Much of the remaining land would retain its pristine nature, with 870 acres providing a security belt and some 350 acres covered with woods and running streams.
Gen Sultan dispelled “allegations” by politicians and “impressions” created by the media that the complex would cover 2,450 acres, that “17,000 luxury flats” were planned and lakes would be created in the complex grounds.
In fact, the area acquired for the complex was 2,400 acres — at the same price that other government departments paid to the Capital Development Authority (CDA) for the land allotted to them — and 14,000 flats are to be constructed for defence employees of grade 1 to 19, he explained.
As for the lakes, he said the reality was small reservoirs were being built to store clean water of the nullas flowing from Margalla hills to irrigate the green area so as to conserve sweet water for drinking purposes.
“There will be no personal property of anyone within the Defence Services Complex,” the general asserted, rejecting as “irresponsible statements by frustrated individuals” that a housing society was planned inside the GHQ.
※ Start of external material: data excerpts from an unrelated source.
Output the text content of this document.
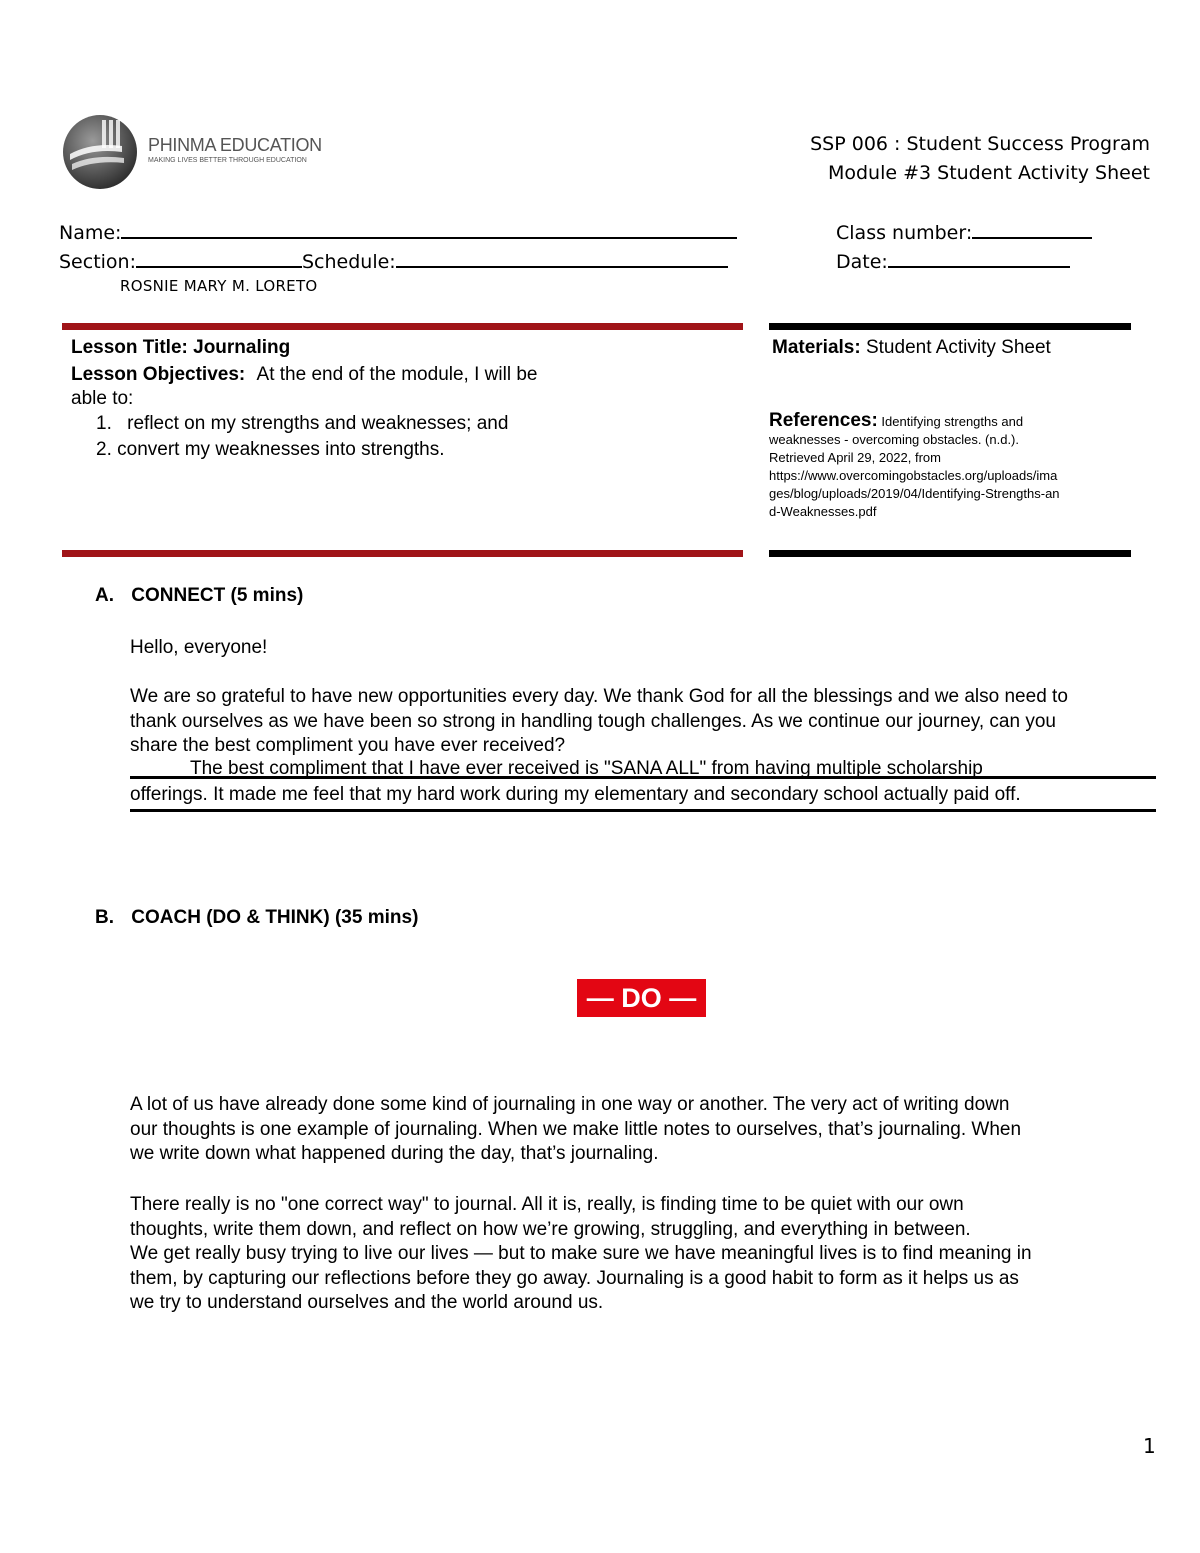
PHINMA EDUCATION
MAKING LIVES BETTER THROUGH EDUCATION
SSP 006 : Student Success Program
Module #3 Student Activity Sheet
Name:
Section:	Schedule:
Class number:
Date:
ROSNIE MARY M. LORETO
Lesson Title: Journaling
Lesson Objectives: At the end of the module, I will be
able to:
1. reflect on my strengths and weaknesses; and
2. convert my weaknesses into strengths.
Materials: Student Activity Sheet
References: Identifying strengths and
weaknesses - overcoming obstacles. (n.d.).
Retrieved April 29, 2022, from
https://www.overcomingobstacles.org/uploads/ima
ges/blog/uploads/2019/04/Identifying-Strengths-an
d-Weaknesses.pdf
A. CONNECT (5 mins)
Hello, everyone!
We are so grateful to have new opportunities every day. We thank God for all the blessings and we also need to
thank ourselves as we have been so strong in handling tough challenges. As we continue our journey, can you
share the best compliment you have ever received?
The best compliment that I have ever received is "SANA ALL" from having multiple scholarship
offerings. It made me feel that my hard work during my elementary and secondary school actually paid off.
B. COACH (DO & THINK) (35 mins)
— DO —
A lot of us have already done some kind of journaling in one way or another. The very act of writing down
our thoughts is one example of journaling. When we make little notes to ourselves, that’s journaling. When
we write down what happened during the day, that’s journaling.
There really is no "one correct way" to journal. All it is, really, is finding time to be quiet with our own
thoughts, write them down, and reflect on how we’re growing, struggling, and everything in between.
We get really busy trying to live our lives — but to make sure we have meaningful lives is to find meaning in
them, by capturing our reflections before they go away. Journaling is a good habit to form as it helps us as
we try to understand ourselves and the world around us.
1
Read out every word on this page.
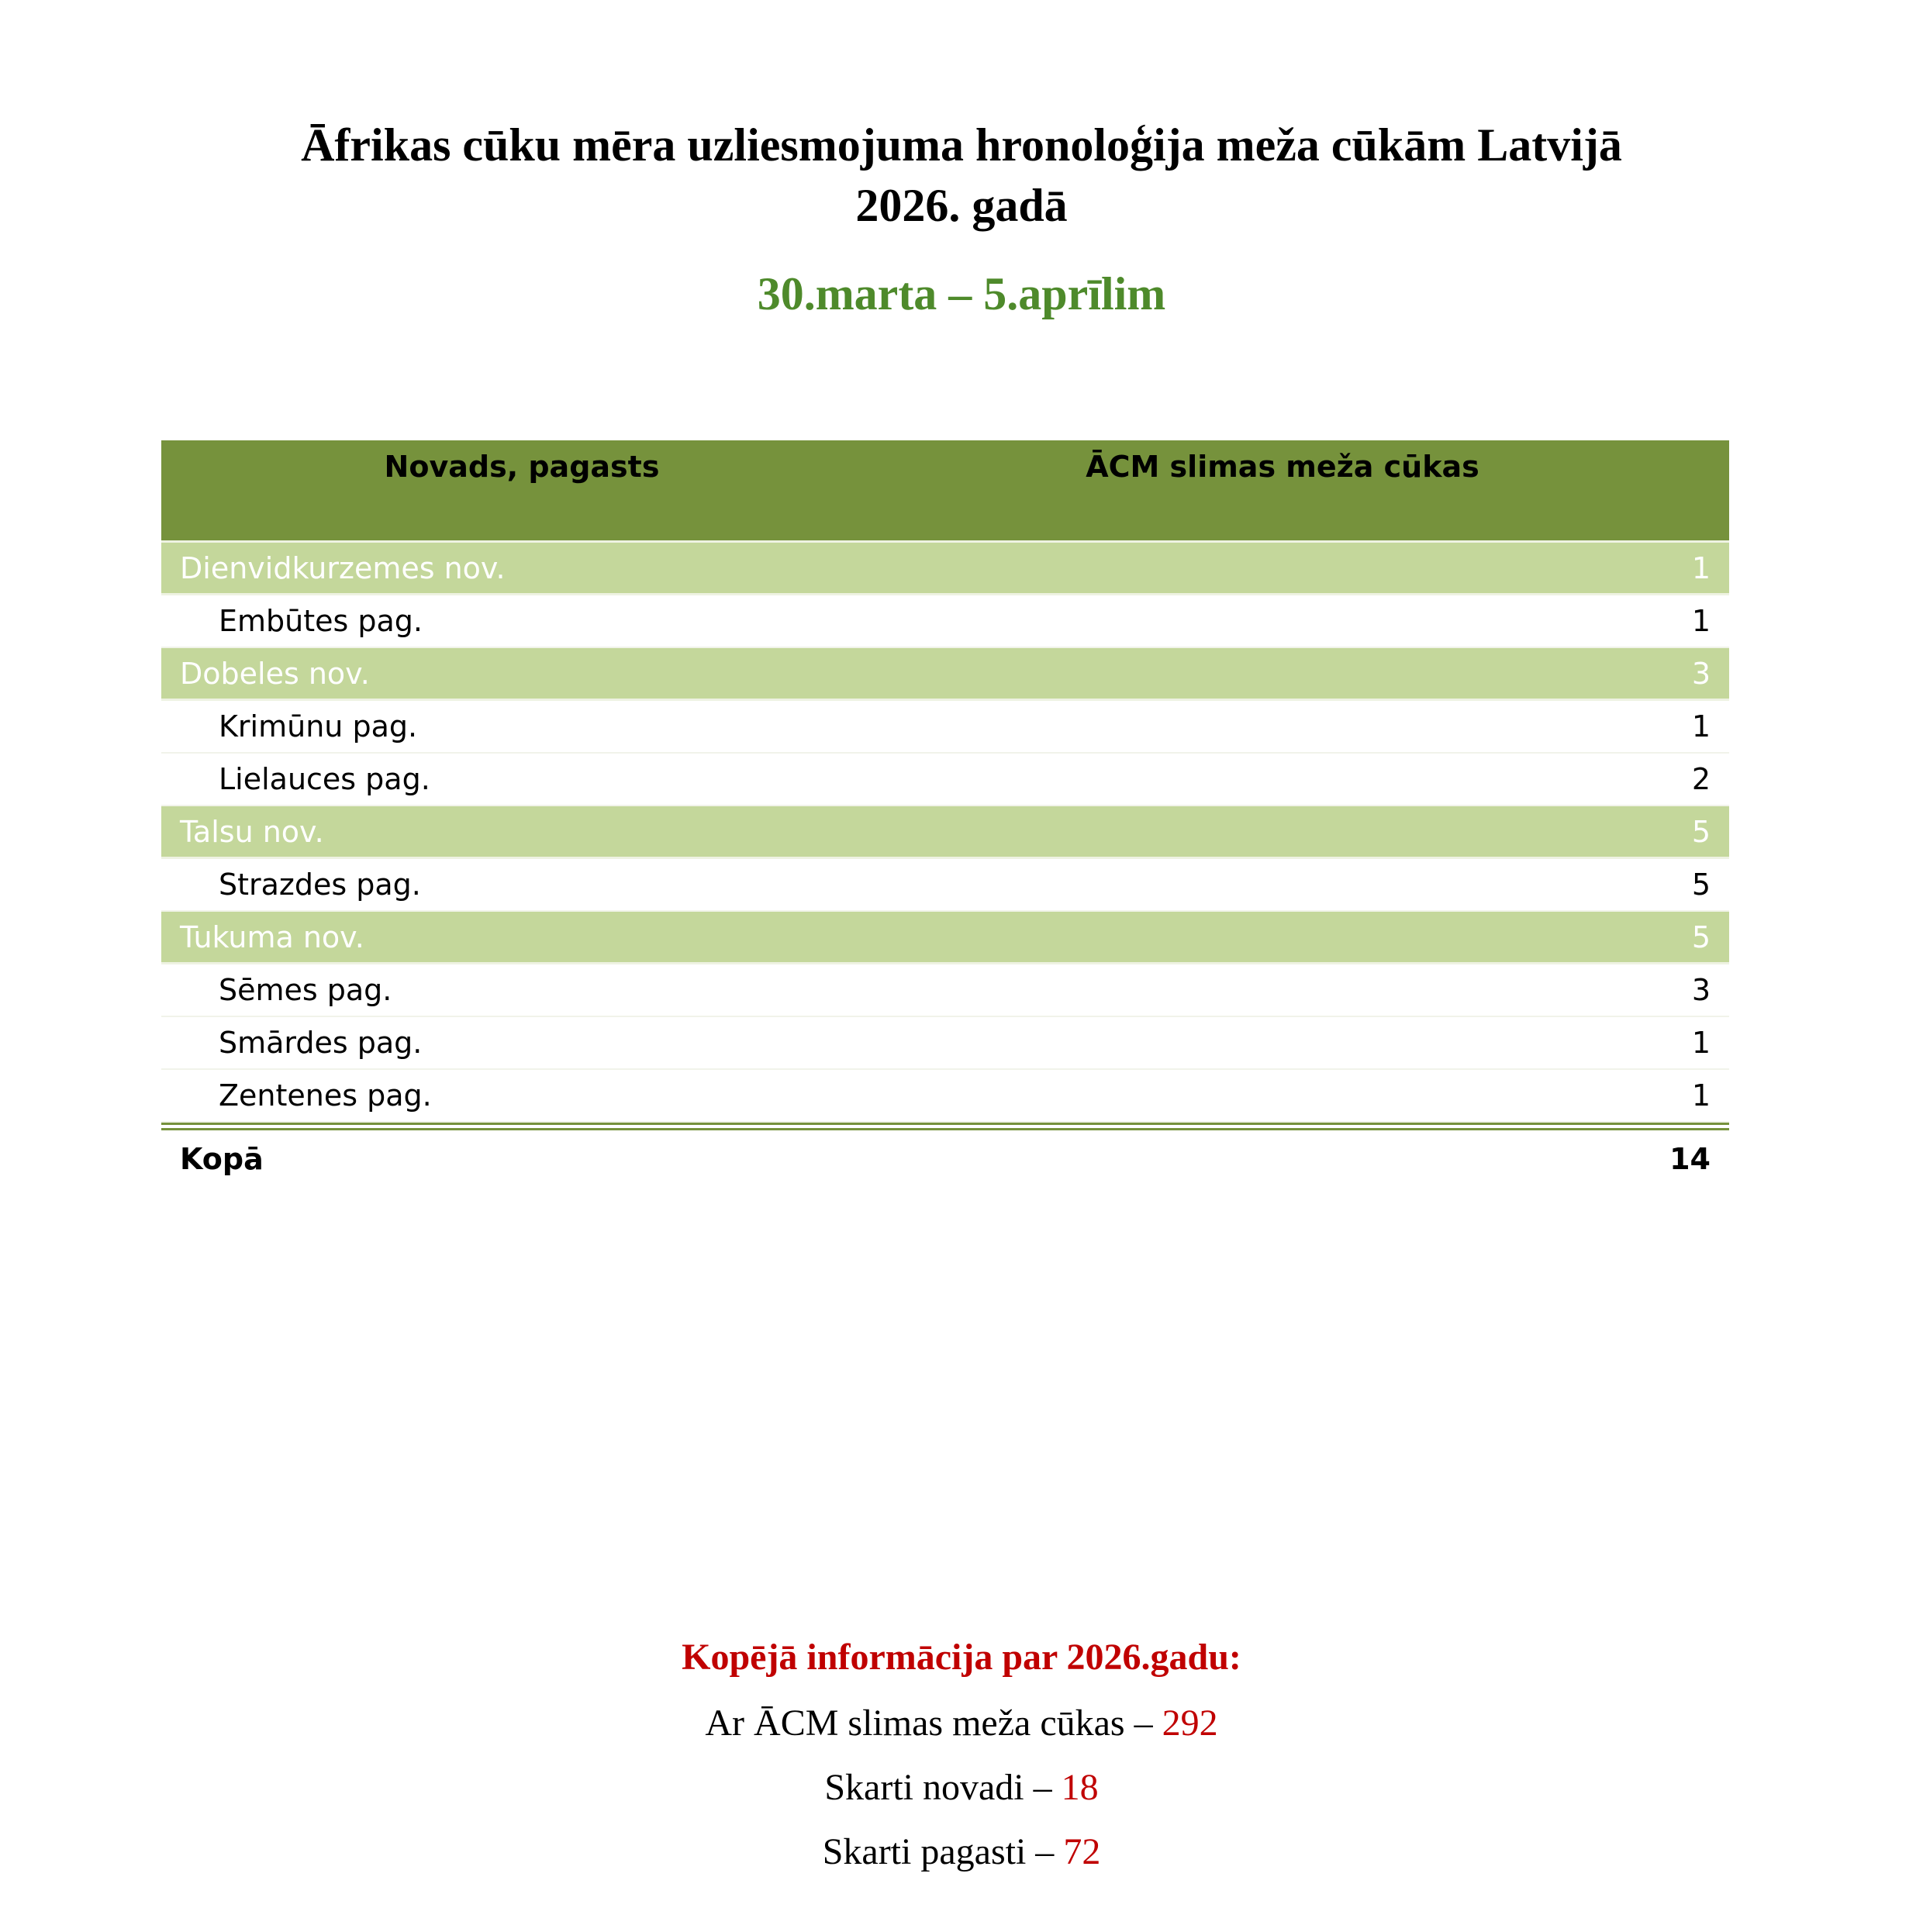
Āfrikas cūku mēra uzliesmojuma hronoloģija meža cūkām Latvijā
2026. gadā
30.marta – 5.aprīlim
Novads, pagasts	ĀCM slimas meža cūkas
Dienvidkurzemes nov.	1
Embūtes pag.	1
Dobeles nov.	3
Krimūnu pag.	1
Lielauces pag.	2
Talsu nov.	5
Strazdes pag.	5
Tukuma nov.	5
Sēmes pag.	3
Smārdes pag.	1
Zentenes pag.	1
Kopā	14
Kopējā informācija par 2026.gadu:
Ar ĀCM slimas meža cūkas – 292
Skarti novadi – 18
Skarti pagasti – 72
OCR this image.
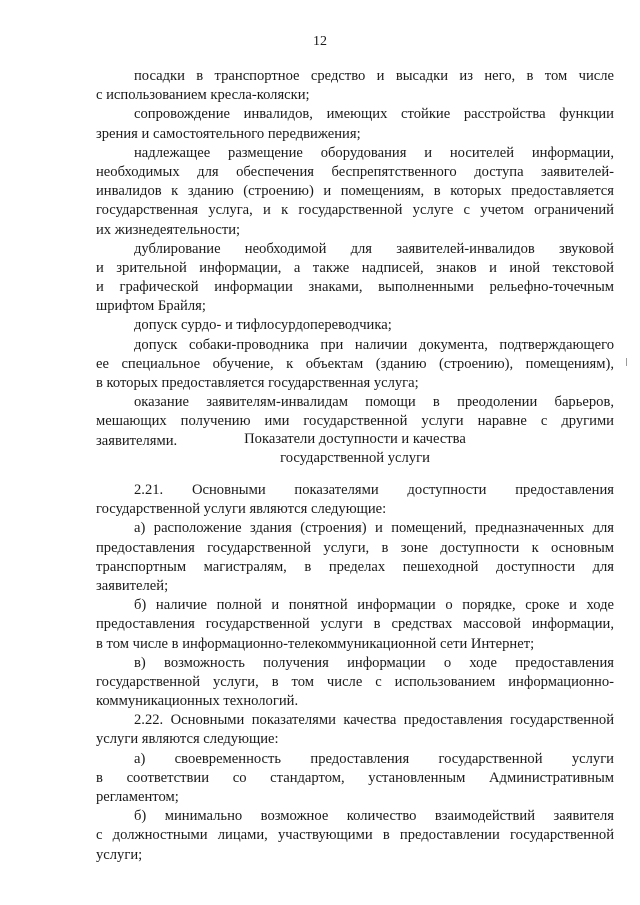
12
посадки в транспортное средство и высадки из него, в том числе
с использованием кресла-коляски;
сопровождение инвалидов, имеющих стойкие расстройства функции
зрения и самостоятельного передвижения;
надлежащее размещение оборудования и носителей информации,
необходимых для обеспечения беспрепятственного доступа заявителей-
инвалидов к зданию (строению) и помещениям, в которых предоставляется
государственная услуга, и к государственной услуге с учетом ограничений
их жизнедеятельности;
дублирование необходимой для заявителей-инвалидов звуковой
и зрительной информации, а также надписей, знаков и иной текстовой
и графической информации знаками, выполненными рельефно-точечным
шрифтом Брайля;
допуск сурдо- и тифлосурдопереводчика;
допуск собаки-проводника при наличии документа, подтверждающего
ее специальное обучение, к объектам (зданию (строению), помещениям),
в которых предоставляется государственная услуга;
оказание заявителям-инвалидам помощи в преодолении барьеров,
мешающих получению ими государственной услуги наравне с другими
заявителями.	Показатели доступности и качества
государственной услуги
2.21. Основными показателями доступности предоставления
государственной услуги являются следующие:
а) расположение здания (строения) и помещений, предназначенных для
предоставления государственной услуги, в зоне доступности к основным
транспортным магистралям, в пределах пешеходной доступности для
заявителей;
б) наличие полной и понятной информации о порядке, сроке и ходе
предоставления государственной услуги в средствах массовой информации,
в том числе в информационно-телекоммуникационной сети Интернет;
в) возможность получения информации о ходе предоставления
государственной услуги, в том числе с использованием информационно-
коммуникационных технологий.
2.22. Основными показателями качества предоставления государственной
услуги являются следующие:
а) своевременность предоставления государственной услуги
в соответствии со стандартом, установленным Административным
регламентом;
б) минимально возможное количество взаимодействий заявителя
с должностными лицами, участвующими в предоставлении государственной
услуги;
Gen Sultan said the master plan of Islamabad provided for the establishment of the defence services headquarters and the decision to shift GHQ from Rawalpindi to Islamabad was taken by Zulfikar Ali Bhutto in 1972. CDA allocated land for the purpose in 1981. The GHQ would be shifted to new location in phases over the next five to 10 years, he said.
Seventy per cent of the barracks of the present GHQ complex constructed in 1852 when the site was selected as Sub Area Command of the British Army and was never designed to contain as big an installation as GHQ, he reminded.